I wrote this one in 1995, but things are worse now ((the world))

We all make choices everyday. Some crucial, some not, and sometimes the ones that didn’t seem significant in the moment turn out to change our lives forever. We choose based on the best information available at the time and either live with the result or try to correct the mistake.  When you know you have something like neurofibromatosis, the choices are different.

Making choices about our health care may seem insignificant when we are young and healthy. We may think we don’t need the best of the best—until the worst happens. But regardless of our choice, ill health can impact us for the rest of our lives. Sickness may leave us destined to the never-ending challenge of fire quenching and racing at 100 rpm’s in neutral while attempting to procure what we need to help make us well or at least make us feel better.

Fighting health institutions that are meant to protect us would be a daunting task for anyone, but for someone sick and in pain, it is indescribable, especially if one is fighting alone. With no one to help make the calls, write the letters and do battle with the powers that be, it is always tempting to give up and withdrawal into the very private hell of pain, despair and hopelessness. One just doesn’t have the resources to spare when ill.
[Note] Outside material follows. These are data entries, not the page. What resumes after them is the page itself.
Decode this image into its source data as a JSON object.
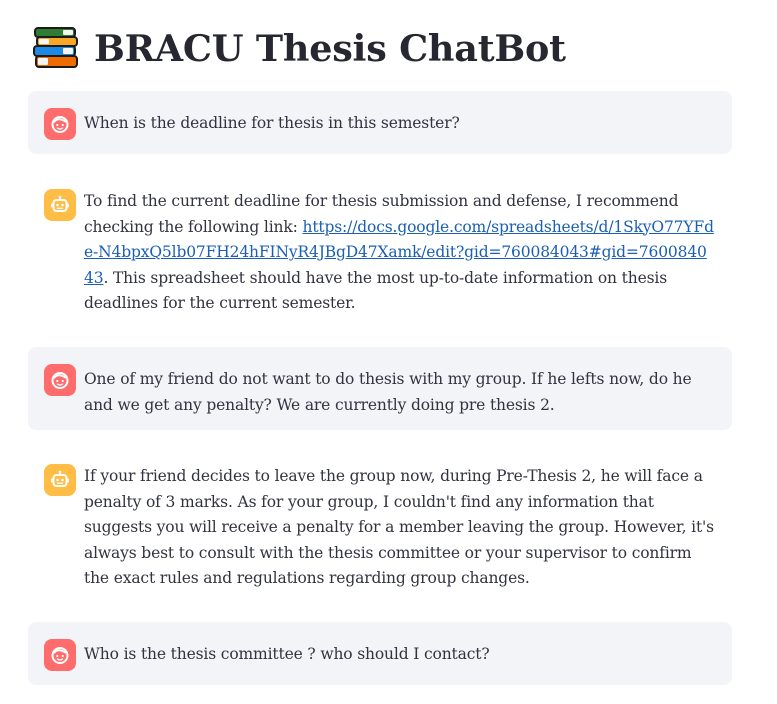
{
  "app": {
    "title": "BRACU Thesis ChatBot",
    "title_icon": "books-icon"
  },
  "colors": {
    "user_avatar": "#ff6c6c",
    "assistant_avatar": "#ffbd45",
    "user_bubble_bg": "#f0f2f6",
    "link": "#1a5fb4",
    "text": "#31333f"
  },
  "messages": [
    {
      "role": "user",
      "avatar_icon": "user-face-icon",
      "text": "When is the deadline for thesis in this semester?"
    },
    {
      "role": "assistant",
      "avatar_icon": "robot-icon",
      "text_before": "To find the current deadline for thesis submission and defense, I recommend checking the following link: ",
      "link_text": "https://docs.google.com/spreadsheets/d/1SkyO77YFde-N4bpxQ5lb07FH24hFINyR4JBgD47Xamk/edit?gid=760084043#gid=760084043",
      "text_after": ". This spreadsheet should have the most up-to-date information on thesis deadlines for the current semester."
    },
    {
      "role": "user",
      "avatar_icon": "user-face-icon",
      "text": "One of my friend do not want to do thesis with my group. If he lefts now, do he and we get any penalty? We are currently doing pre thesis 2."
    },
    {
      "role": "assistant",
      "avatar_icon": "robot-icon",
      "text": "If your friend decides to leave the group now, during Pre-Thesis 2, he will face a penalty of 3 marks. As for your group, I couldn't find any information that suggests you will receive a penalty for a member leaving the group. However, it's always best to consult with the thesis committee or your supervisor to confirm the exact rules and regulations regarding group changes."
    },
    {
      "role": "user",
      "avatar_icon": "user-face-icon",
      "text": "Who is the thesis committee ? who should I contact?"
    }
  ]
}
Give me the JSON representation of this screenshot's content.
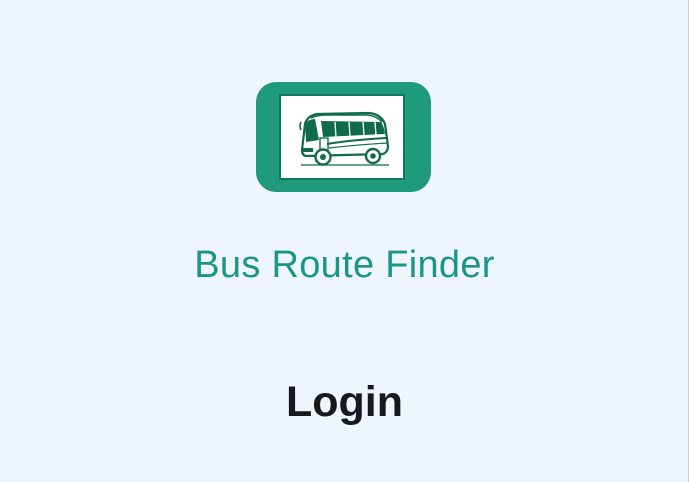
{
  "app": {
    "title": "Bus Route Finder",
    "logo_icon": "bus-icon"
  },
  "login": {
    "heading": "Login"
  },
  "colors": {
    "background": "#eef5fc",
    "accent": "#1f9b7c",
    "title_text": "#1a9687",
    "heading_text": "#16191d"
  }
}
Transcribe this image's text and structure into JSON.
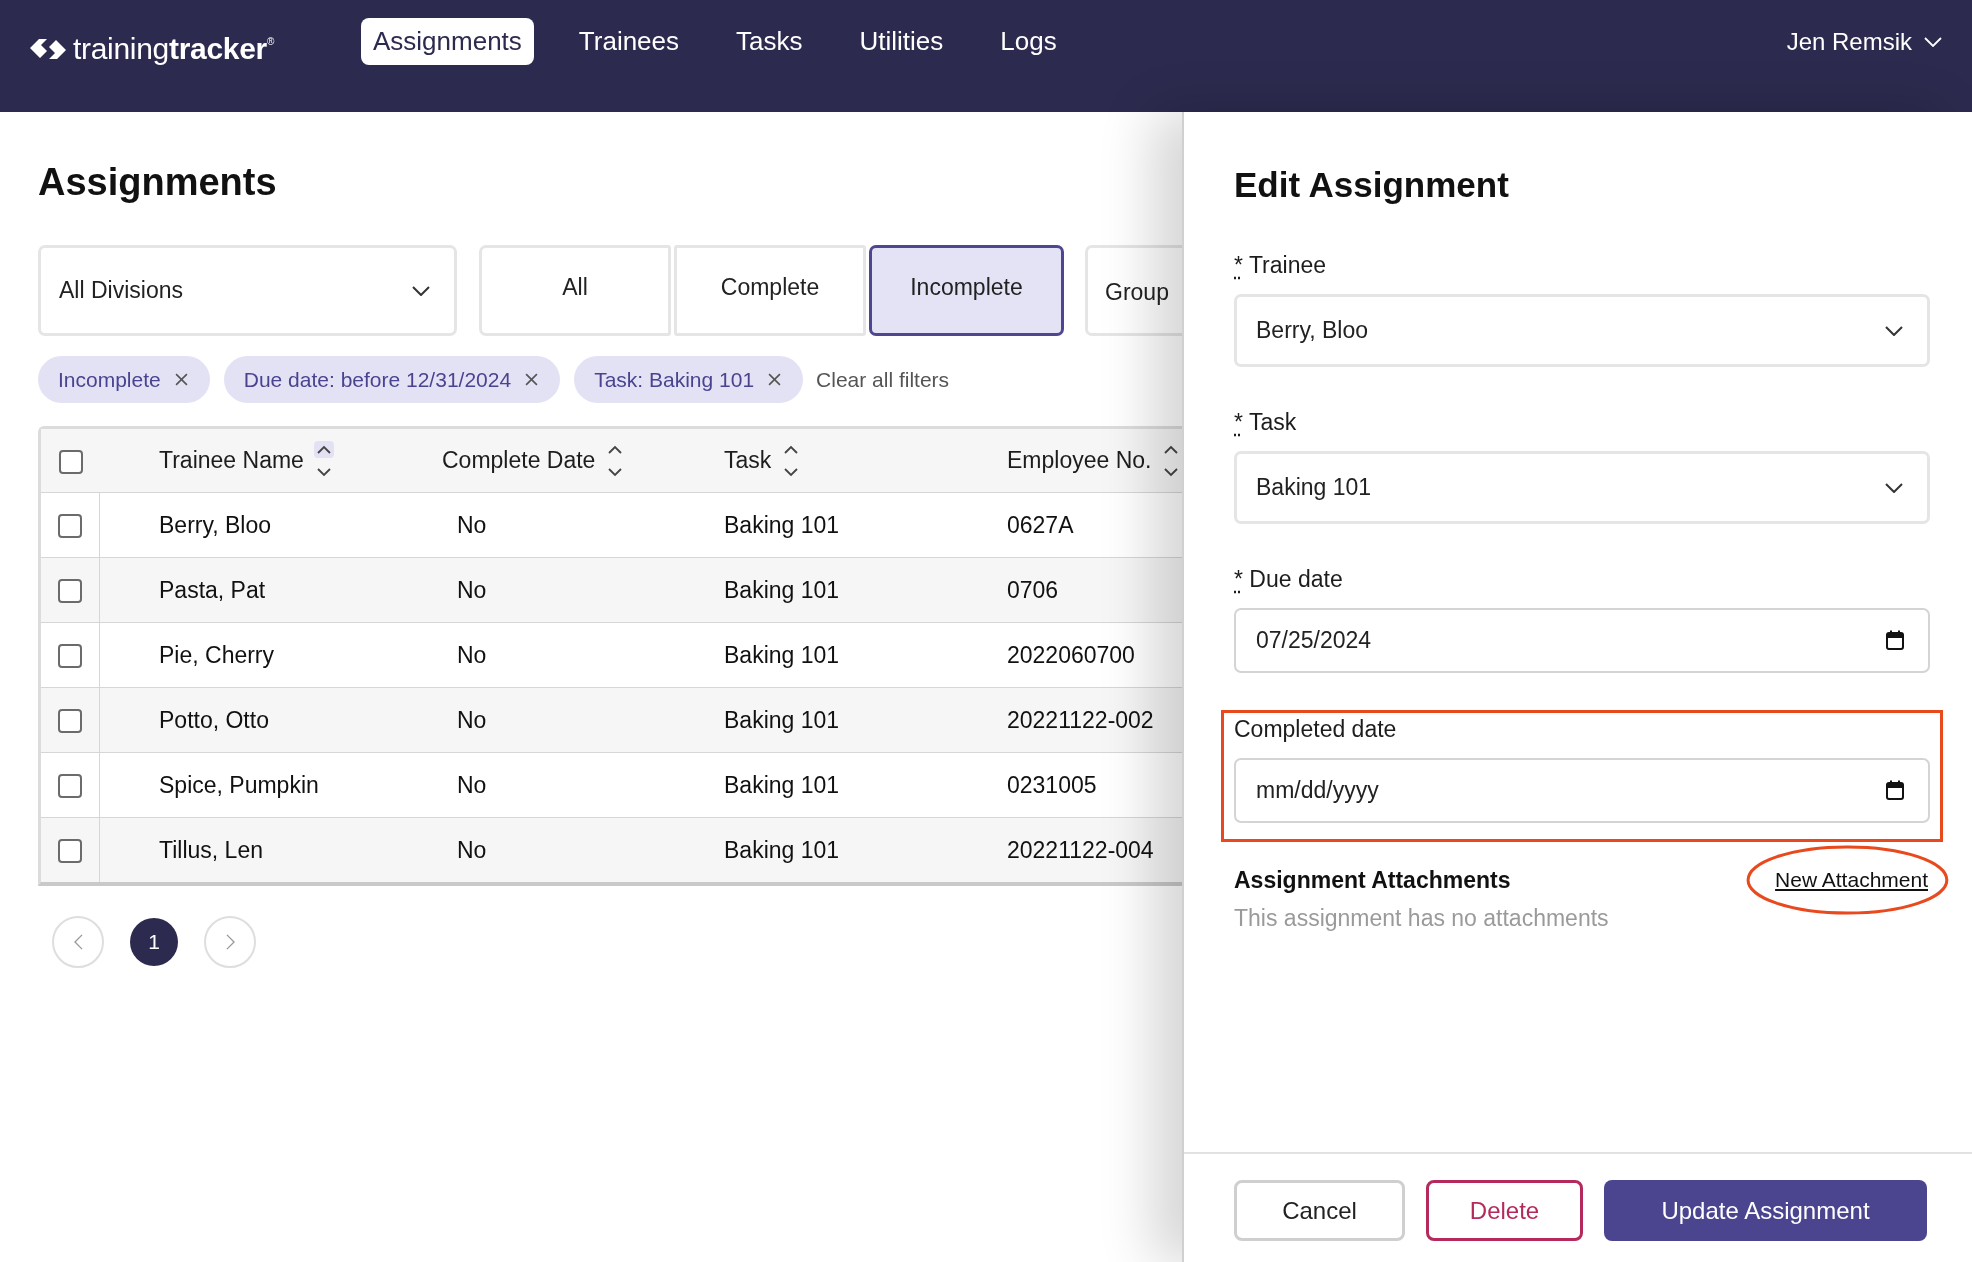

While the responsibility of taking care of ourselves is certainly ours, the responsibility to provide the best possible care for those that who fall ill lies squarely on the shoulders of the purveyor of health services. The people that promised to be there if the unthinkable happens: the insurer and the provider of care. Unfortunately, we have reached a new low with regard to the quality of health care. And while there is plenty of finger-pointing to go around, we must try to tease out blame from responsibility.

The inurer's responsibility is to pay what they promised to pay, in a timely manner without causing more pain to the patient. The provider’s responsibility is to deliver the best care possible, apart from whatever the surrounding politics of the facility may be. If the facility’s objectives are not in the best interest of the patient, they best re-examine their motives and mission statements or open themselves up to more and more lawsuits. Frivolous lawsuits, especially the class-action type that cause institutions to scream for tort reform year after year, have made it difficult for those with legitimate complaints of wrong-doing.

And there are plenty of legitimate complaints. Plenty of wrong-doing. Plenty of turning a blind eye to those that are ill. It is bad enough when the general public looks down it’s nose at those in need, but when the very people in charge of helping the hurting do the same, it’s disgraceful. When a healthcare provider is more interested in their politics and policies, when patients are not the first, second or even third concern of the administrators, that attitude trickles down to the doctors, nurses and other care-givers, leaving patients with no where to turn for whatever problem that brought them there in the first place.

Which brings me to the story of the frog. When dropped in boiling water, it will hop out of the pot in an effort to save it’s own life. But if the frog is in water that is room temperature and the heat is slowly increased in small increments, it won’t notice when it’s about to boil to death. Is it me, or is it getting hot in America?